At 7:30 at the MAXXI, the Riflessi programme features a screening of The War in Between by Riccardo Ferraris. The documentary explores the Lockwood Animal Rescue Center (LARC), a 20-acre sanctuary located in Frazier Park, California. In this stunning location, surrounded by green trees and mountains, war veterans and wolves fight against fear and depression. With this documentary, Italian filmmaker Riccardo Ferraris gets right to the heart of an extraordinary relationship: it’s the first documented case of a cross-species simultaneous therapy. The War in Between documents a slow transition: what veterans find at LARC, working with the animals and getting back to nature, is a shared sense of belonging.
The restored version of the classic Miseria e nobiltà by Mario Mattoli – its makeover courtesy of the CSC-National Film Library – will be screened at 12 noon at My Cityplex Europa, and then at 4 pm at the Casa del Cinema. The latter venue will also be hosting two films from The Films of Our Lives section, Across the Universe by Julie Taymor, and West Side Story by Jerome Robbins.
There will be an abundance of repeat screenings on Saturday. At the MAXXI, there will be a screening of Nobody’s Watching by Julia Solomonoff (at 2:30 pm); the film is also showing at My Cityplex Europa (at 6 pm). The Sala Sinopoli at the Auditorium will be hosting A Private Affair by Paolo and Vittorio Taviani (at 3:30 pm), which is also showing at My Cityplex Europa (at 4 pm). The Teatro Studio Gianni Borgna will host a screening of Mazinger Z by Junji Shimizu (5 pm); also at 5 pm, the MAXXI will screen All That Divides Us by Thierry Klifa. The 3 e Google Cinema Hall has three repeat screenings tomorrow: Detroit by Kathryn Bigelow (at 5 pm), Stronger by David Gordon Green (at 8 pm), and Last Flag Flying by Richard Linklater (at 10:30 pm). Last but not least, My Cityplex Europa will be screening The Party by Sally Potter (at 8 pm) and All That Divides Us by Thierry Klifa (at 10 pm).

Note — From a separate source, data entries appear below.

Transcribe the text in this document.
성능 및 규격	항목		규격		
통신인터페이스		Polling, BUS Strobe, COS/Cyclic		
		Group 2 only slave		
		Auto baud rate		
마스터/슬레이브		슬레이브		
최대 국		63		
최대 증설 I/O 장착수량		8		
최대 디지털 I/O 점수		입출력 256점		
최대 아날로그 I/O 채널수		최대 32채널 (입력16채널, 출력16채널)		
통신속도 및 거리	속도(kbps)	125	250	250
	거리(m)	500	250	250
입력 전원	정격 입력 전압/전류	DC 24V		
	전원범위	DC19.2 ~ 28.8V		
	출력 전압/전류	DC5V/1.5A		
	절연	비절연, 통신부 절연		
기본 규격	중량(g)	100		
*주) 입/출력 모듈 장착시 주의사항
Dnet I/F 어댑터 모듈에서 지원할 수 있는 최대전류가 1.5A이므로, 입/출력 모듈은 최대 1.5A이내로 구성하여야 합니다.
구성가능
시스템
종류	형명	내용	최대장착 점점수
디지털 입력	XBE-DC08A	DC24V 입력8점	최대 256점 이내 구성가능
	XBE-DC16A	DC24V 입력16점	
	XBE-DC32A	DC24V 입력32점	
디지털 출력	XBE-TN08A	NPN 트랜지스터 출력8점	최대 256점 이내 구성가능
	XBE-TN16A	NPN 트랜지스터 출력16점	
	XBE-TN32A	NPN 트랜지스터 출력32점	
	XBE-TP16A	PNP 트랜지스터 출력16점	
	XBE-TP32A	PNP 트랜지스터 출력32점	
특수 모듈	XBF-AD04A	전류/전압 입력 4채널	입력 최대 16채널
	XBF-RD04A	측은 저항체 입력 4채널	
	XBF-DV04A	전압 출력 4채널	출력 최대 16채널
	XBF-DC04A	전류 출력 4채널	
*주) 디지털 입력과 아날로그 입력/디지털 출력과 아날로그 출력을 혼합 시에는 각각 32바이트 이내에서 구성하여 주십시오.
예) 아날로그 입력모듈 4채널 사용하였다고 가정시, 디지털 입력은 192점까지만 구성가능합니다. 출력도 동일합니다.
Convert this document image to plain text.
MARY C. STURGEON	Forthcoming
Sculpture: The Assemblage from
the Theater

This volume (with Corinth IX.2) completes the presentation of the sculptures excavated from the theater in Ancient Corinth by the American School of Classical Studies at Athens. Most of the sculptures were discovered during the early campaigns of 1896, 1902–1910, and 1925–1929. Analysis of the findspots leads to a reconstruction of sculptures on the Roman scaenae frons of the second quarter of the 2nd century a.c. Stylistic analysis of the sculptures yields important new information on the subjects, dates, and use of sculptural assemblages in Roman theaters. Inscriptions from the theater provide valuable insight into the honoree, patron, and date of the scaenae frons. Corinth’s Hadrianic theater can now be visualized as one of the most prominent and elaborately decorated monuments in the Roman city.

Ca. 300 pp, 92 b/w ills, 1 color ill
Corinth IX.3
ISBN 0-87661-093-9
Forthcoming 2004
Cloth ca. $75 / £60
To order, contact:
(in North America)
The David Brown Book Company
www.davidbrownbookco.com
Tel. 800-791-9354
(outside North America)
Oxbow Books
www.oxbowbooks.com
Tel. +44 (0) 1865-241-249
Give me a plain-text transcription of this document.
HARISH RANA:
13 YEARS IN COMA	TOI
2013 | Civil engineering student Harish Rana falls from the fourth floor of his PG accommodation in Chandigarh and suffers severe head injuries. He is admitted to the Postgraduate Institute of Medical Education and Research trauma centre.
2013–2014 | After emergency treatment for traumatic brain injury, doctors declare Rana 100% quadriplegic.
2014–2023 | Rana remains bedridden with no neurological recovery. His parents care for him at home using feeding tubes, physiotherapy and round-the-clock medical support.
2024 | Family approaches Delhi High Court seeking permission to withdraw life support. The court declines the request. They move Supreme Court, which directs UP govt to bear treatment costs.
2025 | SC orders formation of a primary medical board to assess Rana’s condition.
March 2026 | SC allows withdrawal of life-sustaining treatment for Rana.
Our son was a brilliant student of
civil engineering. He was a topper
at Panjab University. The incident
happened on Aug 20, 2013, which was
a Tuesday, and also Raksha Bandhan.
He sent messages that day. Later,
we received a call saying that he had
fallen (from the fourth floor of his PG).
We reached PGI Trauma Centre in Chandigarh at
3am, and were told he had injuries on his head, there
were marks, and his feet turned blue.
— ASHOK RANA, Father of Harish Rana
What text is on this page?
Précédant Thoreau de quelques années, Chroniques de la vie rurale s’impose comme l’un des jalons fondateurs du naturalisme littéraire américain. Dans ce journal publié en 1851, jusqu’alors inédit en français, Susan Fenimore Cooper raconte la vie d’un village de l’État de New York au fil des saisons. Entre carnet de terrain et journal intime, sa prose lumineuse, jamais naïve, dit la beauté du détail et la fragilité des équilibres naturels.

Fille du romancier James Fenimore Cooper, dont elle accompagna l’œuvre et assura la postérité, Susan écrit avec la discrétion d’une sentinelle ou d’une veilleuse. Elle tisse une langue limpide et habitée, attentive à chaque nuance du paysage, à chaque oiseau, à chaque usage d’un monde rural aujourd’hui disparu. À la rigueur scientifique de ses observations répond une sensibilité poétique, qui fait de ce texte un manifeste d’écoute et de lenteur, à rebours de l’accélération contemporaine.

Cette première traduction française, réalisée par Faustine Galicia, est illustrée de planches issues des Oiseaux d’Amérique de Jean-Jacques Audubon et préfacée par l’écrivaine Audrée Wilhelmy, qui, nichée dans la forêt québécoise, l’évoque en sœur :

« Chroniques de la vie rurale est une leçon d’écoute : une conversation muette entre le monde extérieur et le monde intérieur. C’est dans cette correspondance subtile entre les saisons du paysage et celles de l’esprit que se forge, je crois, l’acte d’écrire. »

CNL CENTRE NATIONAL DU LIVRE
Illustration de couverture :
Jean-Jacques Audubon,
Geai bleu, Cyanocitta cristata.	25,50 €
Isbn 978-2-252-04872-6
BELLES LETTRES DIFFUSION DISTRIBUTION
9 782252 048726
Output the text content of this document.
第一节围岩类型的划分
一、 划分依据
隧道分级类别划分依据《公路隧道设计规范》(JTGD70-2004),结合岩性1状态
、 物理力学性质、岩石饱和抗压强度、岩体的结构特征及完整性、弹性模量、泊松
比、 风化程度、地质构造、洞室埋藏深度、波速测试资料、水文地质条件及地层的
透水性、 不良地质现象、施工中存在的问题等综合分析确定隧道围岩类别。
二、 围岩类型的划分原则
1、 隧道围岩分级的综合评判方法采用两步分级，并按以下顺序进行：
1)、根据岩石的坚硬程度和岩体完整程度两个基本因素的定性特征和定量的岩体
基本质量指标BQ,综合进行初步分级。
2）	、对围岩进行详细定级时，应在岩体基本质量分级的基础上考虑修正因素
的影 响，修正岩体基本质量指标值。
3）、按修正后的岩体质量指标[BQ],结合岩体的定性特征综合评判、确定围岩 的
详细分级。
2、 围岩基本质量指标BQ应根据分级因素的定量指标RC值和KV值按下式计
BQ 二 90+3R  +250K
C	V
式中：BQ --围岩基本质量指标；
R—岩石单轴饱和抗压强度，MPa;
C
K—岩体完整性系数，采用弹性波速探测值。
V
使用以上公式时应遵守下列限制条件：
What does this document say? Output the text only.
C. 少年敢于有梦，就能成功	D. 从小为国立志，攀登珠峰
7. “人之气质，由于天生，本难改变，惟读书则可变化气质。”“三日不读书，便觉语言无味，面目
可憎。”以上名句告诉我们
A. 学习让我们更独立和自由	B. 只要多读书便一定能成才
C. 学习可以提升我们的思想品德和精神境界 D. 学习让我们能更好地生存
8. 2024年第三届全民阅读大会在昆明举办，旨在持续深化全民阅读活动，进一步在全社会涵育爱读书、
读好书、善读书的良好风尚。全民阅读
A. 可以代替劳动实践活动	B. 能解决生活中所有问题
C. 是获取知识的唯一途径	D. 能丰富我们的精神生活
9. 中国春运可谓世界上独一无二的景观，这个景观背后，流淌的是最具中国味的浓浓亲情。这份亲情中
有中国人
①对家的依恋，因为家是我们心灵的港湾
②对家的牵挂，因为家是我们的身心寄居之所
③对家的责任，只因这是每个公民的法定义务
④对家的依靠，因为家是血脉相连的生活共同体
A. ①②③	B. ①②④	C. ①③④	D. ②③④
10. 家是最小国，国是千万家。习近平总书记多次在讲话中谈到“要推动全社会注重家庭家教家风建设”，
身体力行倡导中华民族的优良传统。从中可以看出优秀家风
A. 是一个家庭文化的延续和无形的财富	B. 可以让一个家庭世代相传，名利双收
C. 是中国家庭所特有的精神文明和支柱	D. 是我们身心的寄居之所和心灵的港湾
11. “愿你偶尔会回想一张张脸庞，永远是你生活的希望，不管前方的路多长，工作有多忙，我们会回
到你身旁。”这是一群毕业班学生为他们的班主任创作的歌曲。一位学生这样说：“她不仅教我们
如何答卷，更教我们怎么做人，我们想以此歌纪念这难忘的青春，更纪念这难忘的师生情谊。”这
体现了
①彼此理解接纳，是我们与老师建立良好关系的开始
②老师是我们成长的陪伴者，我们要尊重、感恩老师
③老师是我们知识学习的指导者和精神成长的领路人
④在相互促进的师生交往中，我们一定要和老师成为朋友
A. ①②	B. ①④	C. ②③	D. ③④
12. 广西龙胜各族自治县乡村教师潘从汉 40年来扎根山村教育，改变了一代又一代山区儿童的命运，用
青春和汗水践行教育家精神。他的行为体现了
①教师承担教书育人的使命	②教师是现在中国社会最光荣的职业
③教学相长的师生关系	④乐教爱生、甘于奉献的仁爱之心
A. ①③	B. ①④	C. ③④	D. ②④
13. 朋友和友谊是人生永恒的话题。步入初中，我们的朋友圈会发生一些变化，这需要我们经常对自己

The independent sidebar Alice nella città, will be screening Captain Underpants by David Soren (at 12 noon in the Sala Sinopoli), while the 3 and Google Cinema Hall will be hosting Io sono qui by Gabriele Gravagna, Luce propria by Marco Danieli (at 11 am), and Skam by Julie Andem (at 2 pm), as well as the conference “Succede dal libro al film” (at 3:30 pm). There are three screenings at the cinema Admiral: Fuori sede preceded by the short A mio padre (at 6:30 pm), Metti una notte by Cosimo Messeri (at 8:30 pm), and Worst Case We Get Married by Léa Pool (at 10:30 pm).